In this example we use the CmdStan example model [bernoulli.stan](https://github.com/stan-dev/cmdstanpy/blob/master/test/data/bernoulli.stan)
and data file [bernoulli.data.json](https://github.com/stan-dev/cmdstanpy/blob/master/test/data/bernoulli.data.json) as our existing model and data.

We instantiate the model `bernoulli`,
as in the "Hello World" section
of the CmdStanPy [tutorial](https://github.com/stan-dev/cmdstanpy/blob/develop/cmdstanpy_tutorial.ipynb) notebook.

In [None]:
import os
from cmdstanpy import cmdstan_path, CmdStanModel, CmdStanMCMC, CmdStanGQ

bernoulli_dir = os.path.join(cmdstan_path(), 'examples', 'bernoulli')
stan_file = os.path.join(bernoulli_dir, 'bernoulli.stan')
data_file = os.path.join(bernoulli_dir, 'bernoulli.data.json')

# instantiate, compile bernoulli model
model = CmdStanModel(stan_file=stan_file)
print(model.code())

The input data consists of `N` - the number of bernoulli trials and `y` - the list of observed outcomes.
Inspection of the data shows that on average, there is a 20% chance of success for any given Bernoulli trial.

In [None]:
# examine bernoulli data
import json
import statistics
with open(data_file,'r') as fp:
    data_dict = json.load(fp)
print(data_dict)
print('mean of y: {}'.format(statistics.mean(data_dict['y'])))

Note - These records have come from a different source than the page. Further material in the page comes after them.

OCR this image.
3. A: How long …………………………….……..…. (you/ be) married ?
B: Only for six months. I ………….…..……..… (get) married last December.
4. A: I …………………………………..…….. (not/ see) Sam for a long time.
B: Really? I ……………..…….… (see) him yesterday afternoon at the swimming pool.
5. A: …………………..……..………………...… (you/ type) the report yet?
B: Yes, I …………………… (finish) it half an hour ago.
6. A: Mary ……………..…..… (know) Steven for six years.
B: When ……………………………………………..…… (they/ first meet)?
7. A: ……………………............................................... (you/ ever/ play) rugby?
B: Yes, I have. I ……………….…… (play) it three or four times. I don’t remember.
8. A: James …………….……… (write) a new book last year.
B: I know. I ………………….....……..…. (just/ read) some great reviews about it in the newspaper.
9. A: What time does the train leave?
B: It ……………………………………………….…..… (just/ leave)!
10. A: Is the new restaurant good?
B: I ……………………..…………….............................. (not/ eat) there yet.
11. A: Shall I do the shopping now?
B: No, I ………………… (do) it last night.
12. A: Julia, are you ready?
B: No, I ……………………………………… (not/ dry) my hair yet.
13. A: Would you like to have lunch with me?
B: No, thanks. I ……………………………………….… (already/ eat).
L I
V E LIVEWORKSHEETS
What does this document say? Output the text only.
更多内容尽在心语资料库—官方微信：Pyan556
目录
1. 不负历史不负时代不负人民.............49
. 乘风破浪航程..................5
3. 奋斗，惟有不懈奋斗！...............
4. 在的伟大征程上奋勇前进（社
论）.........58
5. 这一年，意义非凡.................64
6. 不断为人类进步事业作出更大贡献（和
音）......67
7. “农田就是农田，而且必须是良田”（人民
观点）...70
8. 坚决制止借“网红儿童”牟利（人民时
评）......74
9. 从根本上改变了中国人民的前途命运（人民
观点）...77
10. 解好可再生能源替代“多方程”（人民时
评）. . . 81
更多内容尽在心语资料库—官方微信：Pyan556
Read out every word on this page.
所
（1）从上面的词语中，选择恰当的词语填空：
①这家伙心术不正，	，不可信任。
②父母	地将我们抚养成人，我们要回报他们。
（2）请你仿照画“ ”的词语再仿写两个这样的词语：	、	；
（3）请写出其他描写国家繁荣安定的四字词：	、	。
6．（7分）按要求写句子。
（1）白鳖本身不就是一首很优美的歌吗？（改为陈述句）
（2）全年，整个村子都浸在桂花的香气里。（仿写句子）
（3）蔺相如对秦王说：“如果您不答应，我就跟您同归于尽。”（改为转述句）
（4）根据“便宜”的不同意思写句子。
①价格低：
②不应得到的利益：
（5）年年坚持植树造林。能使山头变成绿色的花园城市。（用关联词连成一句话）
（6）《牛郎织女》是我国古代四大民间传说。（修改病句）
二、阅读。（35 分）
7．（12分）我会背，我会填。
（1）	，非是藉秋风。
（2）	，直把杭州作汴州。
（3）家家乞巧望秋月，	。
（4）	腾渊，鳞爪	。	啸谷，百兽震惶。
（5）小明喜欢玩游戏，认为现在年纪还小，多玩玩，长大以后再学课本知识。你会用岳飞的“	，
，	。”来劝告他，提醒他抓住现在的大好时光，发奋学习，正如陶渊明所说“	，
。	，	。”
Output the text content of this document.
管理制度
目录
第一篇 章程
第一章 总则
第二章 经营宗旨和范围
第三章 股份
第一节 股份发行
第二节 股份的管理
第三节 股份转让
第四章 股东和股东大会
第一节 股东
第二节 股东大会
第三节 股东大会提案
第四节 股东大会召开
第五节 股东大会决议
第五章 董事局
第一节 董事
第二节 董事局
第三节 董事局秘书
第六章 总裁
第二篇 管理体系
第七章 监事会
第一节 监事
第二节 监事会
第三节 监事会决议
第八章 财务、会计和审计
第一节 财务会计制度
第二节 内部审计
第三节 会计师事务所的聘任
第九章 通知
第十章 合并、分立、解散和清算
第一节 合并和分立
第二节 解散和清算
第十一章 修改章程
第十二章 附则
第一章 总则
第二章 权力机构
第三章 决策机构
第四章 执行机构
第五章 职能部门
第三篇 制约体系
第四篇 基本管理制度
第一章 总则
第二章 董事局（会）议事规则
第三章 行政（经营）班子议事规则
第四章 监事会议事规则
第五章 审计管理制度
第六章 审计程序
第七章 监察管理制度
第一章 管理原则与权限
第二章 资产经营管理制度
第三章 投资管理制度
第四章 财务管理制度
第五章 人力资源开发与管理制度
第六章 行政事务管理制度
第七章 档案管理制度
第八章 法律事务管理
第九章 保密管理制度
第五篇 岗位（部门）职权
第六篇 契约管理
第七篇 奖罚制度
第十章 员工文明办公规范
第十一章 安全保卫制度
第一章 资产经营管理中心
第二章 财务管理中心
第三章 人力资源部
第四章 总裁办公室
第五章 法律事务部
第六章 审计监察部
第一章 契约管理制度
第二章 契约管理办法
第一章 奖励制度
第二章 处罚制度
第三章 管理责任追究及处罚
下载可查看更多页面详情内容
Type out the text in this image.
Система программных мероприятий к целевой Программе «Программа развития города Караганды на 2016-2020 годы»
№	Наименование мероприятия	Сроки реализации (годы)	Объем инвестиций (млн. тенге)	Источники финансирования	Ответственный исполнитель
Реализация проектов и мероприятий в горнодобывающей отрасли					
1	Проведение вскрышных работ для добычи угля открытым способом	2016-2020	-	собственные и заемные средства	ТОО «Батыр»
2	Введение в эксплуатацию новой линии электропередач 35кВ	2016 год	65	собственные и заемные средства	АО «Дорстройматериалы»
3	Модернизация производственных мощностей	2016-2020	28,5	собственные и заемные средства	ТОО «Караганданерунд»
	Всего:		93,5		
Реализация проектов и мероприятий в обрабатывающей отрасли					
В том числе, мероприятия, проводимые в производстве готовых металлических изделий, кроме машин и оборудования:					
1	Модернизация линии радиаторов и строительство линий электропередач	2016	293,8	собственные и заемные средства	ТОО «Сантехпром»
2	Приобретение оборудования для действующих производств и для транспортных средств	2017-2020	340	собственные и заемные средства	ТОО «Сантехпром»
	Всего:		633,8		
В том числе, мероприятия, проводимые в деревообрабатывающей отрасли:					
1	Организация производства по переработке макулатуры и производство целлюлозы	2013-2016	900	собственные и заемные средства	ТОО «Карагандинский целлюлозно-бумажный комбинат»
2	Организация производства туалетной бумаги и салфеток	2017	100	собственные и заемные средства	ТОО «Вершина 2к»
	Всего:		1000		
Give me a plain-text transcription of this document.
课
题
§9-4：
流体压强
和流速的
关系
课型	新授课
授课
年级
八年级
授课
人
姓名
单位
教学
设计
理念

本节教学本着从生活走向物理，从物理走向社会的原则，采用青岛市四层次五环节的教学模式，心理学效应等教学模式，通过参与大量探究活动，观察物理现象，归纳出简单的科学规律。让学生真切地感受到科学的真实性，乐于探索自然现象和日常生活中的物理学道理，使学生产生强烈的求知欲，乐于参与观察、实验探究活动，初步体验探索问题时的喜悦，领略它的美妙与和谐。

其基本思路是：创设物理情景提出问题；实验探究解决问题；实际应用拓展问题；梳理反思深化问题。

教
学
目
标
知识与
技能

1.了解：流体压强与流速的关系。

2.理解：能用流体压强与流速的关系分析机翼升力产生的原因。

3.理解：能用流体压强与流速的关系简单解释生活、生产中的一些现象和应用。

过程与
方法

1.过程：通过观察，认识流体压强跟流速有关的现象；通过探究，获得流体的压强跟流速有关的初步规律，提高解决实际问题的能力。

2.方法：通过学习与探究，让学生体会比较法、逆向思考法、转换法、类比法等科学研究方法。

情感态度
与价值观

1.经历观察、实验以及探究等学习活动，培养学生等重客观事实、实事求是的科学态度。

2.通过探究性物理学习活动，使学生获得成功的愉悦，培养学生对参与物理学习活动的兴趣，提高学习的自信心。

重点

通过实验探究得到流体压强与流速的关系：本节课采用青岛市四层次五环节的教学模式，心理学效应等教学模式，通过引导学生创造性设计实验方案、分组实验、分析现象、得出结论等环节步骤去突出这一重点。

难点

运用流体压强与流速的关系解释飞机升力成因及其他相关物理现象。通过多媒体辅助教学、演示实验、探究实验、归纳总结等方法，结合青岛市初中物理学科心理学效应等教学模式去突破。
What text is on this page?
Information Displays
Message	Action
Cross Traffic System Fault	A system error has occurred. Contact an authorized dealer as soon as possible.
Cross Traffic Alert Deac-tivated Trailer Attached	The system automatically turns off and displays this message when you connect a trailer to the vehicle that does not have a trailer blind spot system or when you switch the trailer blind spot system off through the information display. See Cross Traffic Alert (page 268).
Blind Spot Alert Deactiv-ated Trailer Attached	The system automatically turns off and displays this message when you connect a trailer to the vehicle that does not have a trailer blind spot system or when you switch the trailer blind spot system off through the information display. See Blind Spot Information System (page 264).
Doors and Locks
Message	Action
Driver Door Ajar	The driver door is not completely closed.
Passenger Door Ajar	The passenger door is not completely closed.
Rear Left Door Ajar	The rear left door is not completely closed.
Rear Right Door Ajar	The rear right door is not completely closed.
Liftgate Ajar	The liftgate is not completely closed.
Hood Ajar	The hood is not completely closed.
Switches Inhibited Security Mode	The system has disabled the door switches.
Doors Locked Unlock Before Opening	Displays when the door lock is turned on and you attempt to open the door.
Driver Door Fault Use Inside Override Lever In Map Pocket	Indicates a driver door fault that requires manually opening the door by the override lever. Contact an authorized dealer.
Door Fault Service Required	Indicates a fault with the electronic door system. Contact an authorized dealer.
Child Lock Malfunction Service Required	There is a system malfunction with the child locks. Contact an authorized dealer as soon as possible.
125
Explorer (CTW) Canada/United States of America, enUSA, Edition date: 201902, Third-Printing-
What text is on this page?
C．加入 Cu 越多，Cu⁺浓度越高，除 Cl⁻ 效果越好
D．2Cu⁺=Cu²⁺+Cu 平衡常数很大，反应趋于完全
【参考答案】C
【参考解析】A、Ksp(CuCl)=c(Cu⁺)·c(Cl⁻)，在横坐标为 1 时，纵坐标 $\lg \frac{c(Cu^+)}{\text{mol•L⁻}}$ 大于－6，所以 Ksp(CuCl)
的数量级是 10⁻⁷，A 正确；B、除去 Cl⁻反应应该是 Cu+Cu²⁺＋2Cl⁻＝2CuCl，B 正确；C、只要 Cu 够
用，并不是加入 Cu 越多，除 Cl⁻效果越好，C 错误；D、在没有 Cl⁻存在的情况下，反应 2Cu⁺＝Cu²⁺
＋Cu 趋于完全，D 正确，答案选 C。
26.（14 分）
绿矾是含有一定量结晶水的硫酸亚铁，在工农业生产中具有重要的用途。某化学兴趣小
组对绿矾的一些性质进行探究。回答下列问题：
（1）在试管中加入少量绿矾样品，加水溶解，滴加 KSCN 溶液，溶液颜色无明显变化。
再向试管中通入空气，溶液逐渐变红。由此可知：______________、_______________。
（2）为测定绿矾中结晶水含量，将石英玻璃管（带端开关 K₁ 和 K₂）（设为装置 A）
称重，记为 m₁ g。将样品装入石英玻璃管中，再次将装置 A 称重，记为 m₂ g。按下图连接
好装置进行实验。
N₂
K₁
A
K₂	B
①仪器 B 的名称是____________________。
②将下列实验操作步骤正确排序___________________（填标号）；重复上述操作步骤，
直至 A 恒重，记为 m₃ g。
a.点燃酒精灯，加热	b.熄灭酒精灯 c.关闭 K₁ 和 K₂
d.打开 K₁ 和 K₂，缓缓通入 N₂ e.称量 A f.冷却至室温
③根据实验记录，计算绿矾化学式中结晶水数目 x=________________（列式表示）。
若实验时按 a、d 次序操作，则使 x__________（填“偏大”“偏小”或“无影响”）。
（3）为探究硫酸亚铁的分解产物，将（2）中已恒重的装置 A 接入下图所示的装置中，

As in the "Hello World" tutorial, we produce a sample from the posterior of the model conditioned on the data:

In [None]:
# fit the model to the data
fit = model.sample(data=data_file)

The fitted model produces an estimate of `theta` - the chance of success

In [None]:
fit.summary()

To run a prior predictive check, we add a `generated quantities` block to the model, in which we generate a new data vector `y_rep` using the current estimate of theta.  The resulting model is in file [bernoulli_ppc.stan](https://github.com/stan-dev/cmdstanpy/blob/master/test/data/bernoulli_ppc.stan)

In [None]:
model_ppc = CmdStanModel(stan_file='bernoulli_ppc.stan')
print(model_ppc.code())

We run the `generate_quantities` method on `bernoulli_ppc` using existing sample `fit` as input.  The `generate_quantities` method takes the values of `theta` in the `fit` sample as the set of draws from the posterior used to generate the corresponsing `y_rep` quantities of interest.

The arguments to the `generate_quantities` method are:
 + `data`  - the data used to fit the model
 + `mcmc_sample` - either a `CmdStanMCMC` object or a list of stan-csv files


In [None]:
new_quantities = model_ppc.generate_quantities(data=data_file, mcmc_sample=fit)

The `generate_quantities` method returns a `CmdStanGQ` object which contains the values for all variables in the generated quantitites block of the program ``bernoulli_ppc.stan``.  Unlike the output from the ``sample`` method, it doesn't contain any information on the joint log probability density, sampler state, or parameters or transformed parameter values.

In this example, each draw consists of the N-length array of replicate of the `bernoulli` model's input variable  `y`, which is an N-length array of Bernoulli outcomes.

In [None]:
print(new_quantities.draws().shape, new_quantities.column_names)
for i in range(3):
    print (new_quantities.draws()[i,:])

We can also use ``draws_pd(inc_sample=True)`` to get a pandas DataFrame which combines the input drawset with the generated quantities.

In [None]:
sample_plus = new_quantities.draws_pd(inc_sample=True)
print(type(sample_plus),sample_plus.shape)
names = list(sample_plus.columns.values[7:18])
sample_plus.iloc[0:3, :]

For models as simple as the bernoulli models here, it would be trivial to re-run the sampler and generate a new sample which contains both the estimate of the parameters `theta` as well as `y_rep` values. For models which are difficult to fit, i.e., when producing a sample is computationally expensive, the `generate_quantities` method is preferred.